Système de recyclage des eaux usées d'électrolyte de batteries : guide d'ingénierie 2026

Ce qui rend les eaux usées d'électrolyte de batteries si difficiles à traiter

Les eaux usées d'électrolyte sont un problème à quatre contaminants, pas un flux unique. Le sel hexafluorophosphate de lithium (LiPF6) s'hydrolyse dès qu'une cellule usée est ouverte au-dessus du bassin d'égalisation, les carbonates organiques (EC, DMC, EMC) apparaissent comme une charge de DCO difficile, les additifs comme le carbonate de vinylène (VC) et le carbonate de fluoroéthylène (FEC) ajoutent une couche d'encrassement aux membranes aval, et le Li⁺ à l'état de traces plus les sels PF6⁻ résiduels complètent la matrice (AOT Battery, 2024). La conductivité se situe dans la fenêtre 15,000–25,000 µS/cm, et le rapport DBO5/DCO à 0,05–0,15 — bien en dessous du seuil 0,4 où les boues activées conventionnelles sont viables sans étape de pré-oxydation chimique (données de terrain Zhongsheng, 2026).

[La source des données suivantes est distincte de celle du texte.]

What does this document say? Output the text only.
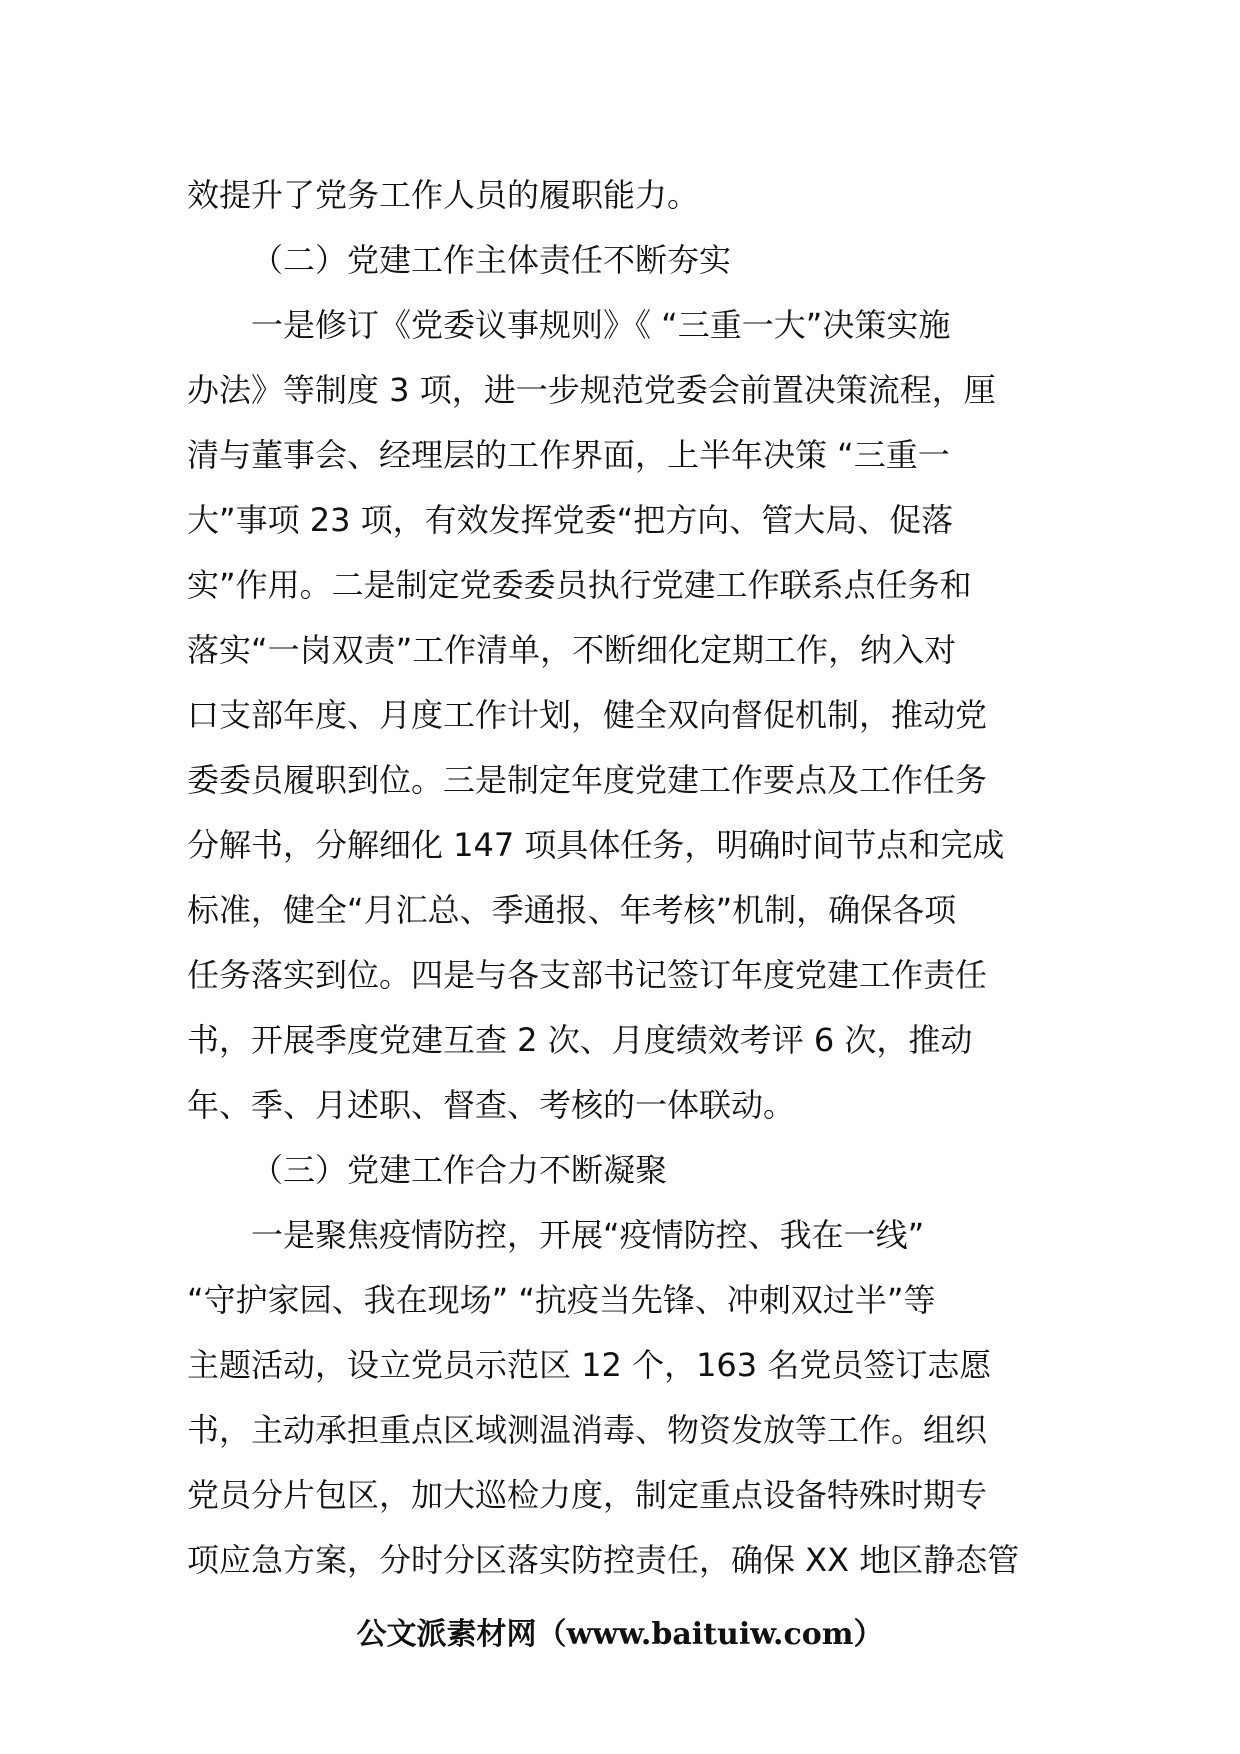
效提升了党务工作人员的履职能力。
（二）党建工作主体责任不断夯实
一是修订《党委议事规则》《 “三重一大”决策实施
办法》等制度 3 项，进一步规范党委会前置决策流程，厘
清与董事会、经理层的工作界面，上半年决策 “三重一
大”事项 23 项，有效发挥党委“把方向、管大局、促落
实”作用。二是制定党委委员执行党建工作联系点任务和
落实“一岗双责”工作清单，不断细化定期工作，纳入对
口支部年度、月度工作计划，健全双向督促机制，推动党
委委员履职到位。三是制定年度党建工作要点及工作任务
分解书，分解细化 147 项具体任务，明确时间节点和完成
标准，健全“月汇总、季通报、年考核”机制，确保各项
任务落实到位。四是与各支部书记签订年度党建工作责任
书，开展季度党建互查 2 次、月度绩效考评 6 次，推动
年、季、月述职、督查、考核的一体联动。
（三）党建工作合力不断凝聚
一是聚焦疫情防控，开展“疫情防控、我在一线”
“守护家园、我在现场” “抗疫当先锋、冲刺双过半”等
主题活动，设立党员示范区 12 个，163 名党员签订志愿
书，主动承担重点区域测温消毒、物资发放等工作。组织
党员分片包区，加大巡检力度，制定重点设备特殊时期专
项应急方案，分时分区落实防控责任，确保 XX 地区静态管
公文派素材网（www.baituiw.com）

Le mécanisme d'hydrolyse est ce qui rend ces eaux usées uniques. Le LiPF6 réagit avec l'eau en deux étapes : LiPF6 + H2O → LiF↓ + PF5↑, puis PF5 + H2O → PO3F²⁻ + 2HF. Chaque mole de LiPF6 déversée depuis une cellule défectueuse peut donc libérer jusqu'à 5 moles d'espèces fluorées et faire chuter le pH sous 2, raison pour laquelle F⁻ grimpe à 1,500–4,000 mg/L dans les eaux brutes et pourquoi tout bassin béton sans revêtement chimiquement résistant (PEHD ou PRV) commence à se ramollir en moins de 18 mois (AOT Battery, 2024 ; brevet CNKI CN114560542A, 2024-11).

Le faible rapport DBO/DCO est le signal opérationnel. Un ratio de 0,10 signifie qu'environ 90 % de la DCO n'est pas biodégradable à l'échelle de temps d'un bassin d'aération standard ; les carbonates organiques ne sont pas une nourriture pour les hétérotrophes, c'est un travail d'oxydation chimique. Ce fait dicte toute la filière aval.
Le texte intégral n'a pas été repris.